Bloom Filter improvements in postgesql

From: Ross Heaney <rheaney26(at)gmail(dot)com>
To: pgsql-hackers(at)lists(dot)postgresql(dot)org
Subject: Bloom Filter improvements in postgesql
Date: 2025-07-03 15:00:29
Message-ID: CAJMh_DJQLmUONKyDhZPhpWboqRV_+i0JbwtADB1R6PZX9uacwA@mail.gmail.com
Views: Whole Thread | Raw Message | Download mbox | Resend email
Thread:
Lists: pgsql-hackers

Hi All,

I would like to propose some improvements to the bloom filter
implementation that exists in postgres at the moment. I will describe the
changes along with a patch with some tests. I wanted to get feedback before
I spend more time on this so the patch is not production ready(WIP) but is
sufficient for feedback. The patch code compiles and tests successfully and
doesn't break anything(to the best of my knowledge!)

*Problem Statement*
The existing bloom filter uses an integer number of hash functions. This is
completely fine but we can do better. In a recent paper
<https://arxiv.org/abs/2502.02193> its described how bloom filters can be
tuned to use non-integer values of hash functions. This is
particularly nice as often the optimal number of hash functions to use is
not an integer number. When the hash functions(K) to be used is calculated,
it could be something like 2.3. Then we would round up to 3 and use k=3
hash functions for the bloom filter. This means that the filter size will
be ceil(k)/k = 1/k times larger than the optimal filter size.

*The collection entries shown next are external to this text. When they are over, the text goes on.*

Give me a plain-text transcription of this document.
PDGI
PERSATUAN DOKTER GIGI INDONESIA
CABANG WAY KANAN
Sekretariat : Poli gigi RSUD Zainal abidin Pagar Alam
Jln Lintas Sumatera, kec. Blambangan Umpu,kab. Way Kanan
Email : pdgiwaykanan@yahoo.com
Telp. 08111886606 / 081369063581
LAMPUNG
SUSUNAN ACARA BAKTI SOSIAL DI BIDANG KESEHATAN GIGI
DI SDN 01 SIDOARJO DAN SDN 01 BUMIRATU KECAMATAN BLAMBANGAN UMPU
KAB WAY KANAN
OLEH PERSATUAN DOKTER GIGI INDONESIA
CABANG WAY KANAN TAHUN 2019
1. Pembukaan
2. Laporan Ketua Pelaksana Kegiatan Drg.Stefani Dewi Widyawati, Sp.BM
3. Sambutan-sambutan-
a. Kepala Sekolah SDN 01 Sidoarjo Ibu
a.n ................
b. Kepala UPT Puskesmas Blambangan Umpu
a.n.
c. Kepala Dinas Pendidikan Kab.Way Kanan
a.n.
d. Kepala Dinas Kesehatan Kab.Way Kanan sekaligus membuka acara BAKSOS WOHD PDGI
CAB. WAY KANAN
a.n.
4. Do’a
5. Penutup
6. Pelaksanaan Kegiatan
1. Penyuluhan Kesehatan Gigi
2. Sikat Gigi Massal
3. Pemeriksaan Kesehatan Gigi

If we take
floor(k) instead we get an increase in the filter's density which increases
the false positive rate which may not be desirable.

*Proposed Improvements *
Instead we can relax the assumption that it must be an integer value for k.
To do this we split the k value into an integer and a rational part. Call
this k and r. So in the example above where we calculated k to be equal to
2.3 this would mean k = 2 and r = 0.3. We always use k hash functions but
we apply a third hash function 30% of the time(corresponding to r = 0.3 in
this case). This is done deterministically so the same element always gets
the same treatment(keeps the bloom filter promise of no false negatives).
The paper has more information but this is the gist of the rational part of
the bloom filter.

However we can take this further and look to make the bloom filter
lossless. Using the rational part described above we've given ourselves
some wriggle room so to speak. We can compliment the rational 'lossy' bloom
filter with an additional array called a witness. This allows us to
reconstruct the original input, which just means a false positive rate of
0. The witness(W) is constructed concurrently with the bloom filter bitmap.
The witness encodes information for every element that passes the
initial bloom filter test(both the true and false positives). Clearly this
establishes a direct relationship between the false positive rate and the
size of the witness. As this is all done deterministically the decoding
process is just the reverse of the encoding process. We can easily figure
out true positives from false positives by checking the witness. By
extension of the deterministic process there can be no false negatives.

*Tradeoffs and Considerations*
As stated in the previous section there is a direct relationship between
the false positive rate and the size of the witness. The lossless
capability comes at the price of more memory for the witness. The expected
witness size can be calculated t * (1 + r ^2) where t = true positives and
r = 1/ln2. Let's give a concrete example

t = 1000000 (a million items in the filter)
fp = 0.01
size of the filter = 9,585,059 (bits or approx 1.14 mb)
k = 6.65 (assuming we use rational number of hfc's)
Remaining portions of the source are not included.